As we and others have noted, however, time is merely the latest handy excuse for GOP inaction on immigration.  If House Republicans and their leadership want to pass immigration reform, it will be fairly easy to.  All that matters is the will.

As Frank Sharry, our Executive Director here at America’s Voice recently said in an interview, “All of these process excuses and procedural obstacles have been put in place to give Republicans an out.  They don’t have an out.  They either pass it or they get blamed for blocking it.”

In a Congressional Quarterly piece yesterday, an unnamed House Democratic aide agreed that House Democrats—and the majority of Americans who want to see immigration reform—are still waiting for action from Republicans.

“Until we’re told by the Republicans…that they’re unwilling to take up common-sense immigration reform legislation this fall as they planned—and promised to the American people—House Democrats are expecting for members to have a full debate and votes before the end of the year,” the aide said.

Jonathan Bernstein at the Washington Post recently wrote that the responsibility for passing real immigration reform this year still lies squarely with Republicans, and they’re not going to be able to foist that off on timing or anything else:

What this is really about is looking for excuses, even far-fetched ones, for why they’re not doing comprehensive immigration reform without actually admitting that they’re against comprehensive immigration reform.

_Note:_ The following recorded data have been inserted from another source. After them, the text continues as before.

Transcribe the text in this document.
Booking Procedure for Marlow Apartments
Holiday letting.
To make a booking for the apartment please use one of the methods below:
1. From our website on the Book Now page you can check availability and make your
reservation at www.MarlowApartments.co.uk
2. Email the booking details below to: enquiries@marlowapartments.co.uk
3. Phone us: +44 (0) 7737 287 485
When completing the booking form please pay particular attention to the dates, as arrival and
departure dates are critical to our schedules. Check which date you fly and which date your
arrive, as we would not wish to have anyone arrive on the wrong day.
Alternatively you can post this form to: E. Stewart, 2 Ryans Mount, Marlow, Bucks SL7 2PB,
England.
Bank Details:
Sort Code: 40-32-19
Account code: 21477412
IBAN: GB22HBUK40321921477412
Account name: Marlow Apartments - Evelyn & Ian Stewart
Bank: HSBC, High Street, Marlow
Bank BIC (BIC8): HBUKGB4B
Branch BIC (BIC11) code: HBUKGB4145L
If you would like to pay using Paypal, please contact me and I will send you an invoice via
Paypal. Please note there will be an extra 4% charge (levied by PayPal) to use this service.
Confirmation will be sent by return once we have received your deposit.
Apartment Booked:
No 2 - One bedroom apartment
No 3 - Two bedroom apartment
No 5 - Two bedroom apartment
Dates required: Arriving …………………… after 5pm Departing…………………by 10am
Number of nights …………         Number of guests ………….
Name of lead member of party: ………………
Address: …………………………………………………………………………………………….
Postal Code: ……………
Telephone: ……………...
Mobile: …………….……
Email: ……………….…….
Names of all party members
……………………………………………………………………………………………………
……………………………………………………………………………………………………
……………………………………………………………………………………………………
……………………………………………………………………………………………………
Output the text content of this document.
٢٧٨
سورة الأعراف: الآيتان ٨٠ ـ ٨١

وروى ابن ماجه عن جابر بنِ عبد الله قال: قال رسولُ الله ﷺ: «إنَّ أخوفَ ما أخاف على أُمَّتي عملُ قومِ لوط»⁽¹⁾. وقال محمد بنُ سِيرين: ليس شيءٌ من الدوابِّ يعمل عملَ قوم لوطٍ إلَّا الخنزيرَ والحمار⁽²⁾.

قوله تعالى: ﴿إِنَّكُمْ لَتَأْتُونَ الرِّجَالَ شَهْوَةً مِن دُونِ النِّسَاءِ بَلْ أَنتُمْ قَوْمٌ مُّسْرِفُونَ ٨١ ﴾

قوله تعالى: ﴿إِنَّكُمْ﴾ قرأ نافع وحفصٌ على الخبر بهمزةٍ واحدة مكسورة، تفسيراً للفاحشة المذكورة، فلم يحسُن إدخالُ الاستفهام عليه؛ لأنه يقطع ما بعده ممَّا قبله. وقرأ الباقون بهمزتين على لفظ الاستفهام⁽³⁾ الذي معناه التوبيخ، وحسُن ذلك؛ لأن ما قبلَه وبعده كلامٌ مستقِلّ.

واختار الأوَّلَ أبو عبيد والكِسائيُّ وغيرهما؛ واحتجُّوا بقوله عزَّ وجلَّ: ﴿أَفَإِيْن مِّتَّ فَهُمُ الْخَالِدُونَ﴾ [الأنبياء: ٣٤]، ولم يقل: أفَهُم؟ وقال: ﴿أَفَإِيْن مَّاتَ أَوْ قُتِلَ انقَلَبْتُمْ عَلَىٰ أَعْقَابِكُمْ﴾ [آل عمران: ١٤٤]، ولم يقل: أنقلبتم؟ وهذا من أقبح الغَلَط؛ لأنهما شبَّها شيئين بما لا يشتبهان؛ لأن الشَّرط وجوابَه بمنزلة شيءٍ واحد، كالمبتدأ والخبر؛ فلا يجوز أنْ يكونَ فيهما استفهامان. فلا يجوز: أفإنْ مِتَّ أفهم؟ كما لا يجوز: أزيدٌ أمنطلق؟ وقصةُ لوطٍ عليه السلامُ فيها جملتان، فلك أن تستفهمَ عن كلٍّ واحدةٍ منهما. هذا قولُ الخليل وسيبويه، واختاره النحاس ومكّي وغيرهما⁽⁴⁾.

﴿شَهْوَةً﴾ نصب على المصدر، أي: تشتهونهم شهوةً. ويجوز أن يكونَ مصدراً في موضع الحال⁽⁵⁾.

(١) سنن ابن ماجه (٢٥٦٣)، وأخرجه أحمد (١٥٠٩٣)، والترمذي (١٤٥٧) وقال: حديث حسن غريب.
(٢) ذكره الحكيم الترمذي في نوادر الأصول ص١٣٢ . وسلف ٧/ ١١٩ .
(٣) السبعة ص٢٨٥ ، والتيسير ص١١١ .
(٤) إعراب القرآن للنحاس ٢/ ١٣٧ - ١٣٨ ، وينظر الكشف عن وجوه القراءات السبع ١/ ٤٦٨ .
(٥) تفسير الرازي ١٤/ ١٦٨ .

It’s not going to wash. Republicans don’t have to actually vote in favor of a bill, but if they refuse to allow it to be considered (and, therefore, to pass over their objections with a coalition of mostly Democratic votes), then the groups who want a bill are going to blame Republicans, and John Boehner, for it.

It remains very simple. If most mainstream conservative Republicans in the House want comprehensive immigration reform to pass, it will pass. If they don’t, it won’t. It really is that simple

And we’re still partial to this quote from Jed Lewison at the Daily Kos, which points out how ridiculous it is for Congress to try and use lack of time as an excuse—because it’s not like they’re currently busy doing anything anyway:

Saying that the calendar is the problem is the same thing as saying that the House has been too busy and will be too busy to deal with immigration reform. This House, too busy? Seriously, can you think of a dumber claim to make than that the laziest, most do-nothing House of Representatives ever was doing too much other stuff to deal with immigration reform?

Pass immigration reform, or be blamed forever for killing it.  As Frank said, “This is less about whether there’s time.  It’s more about whether there’s a will.”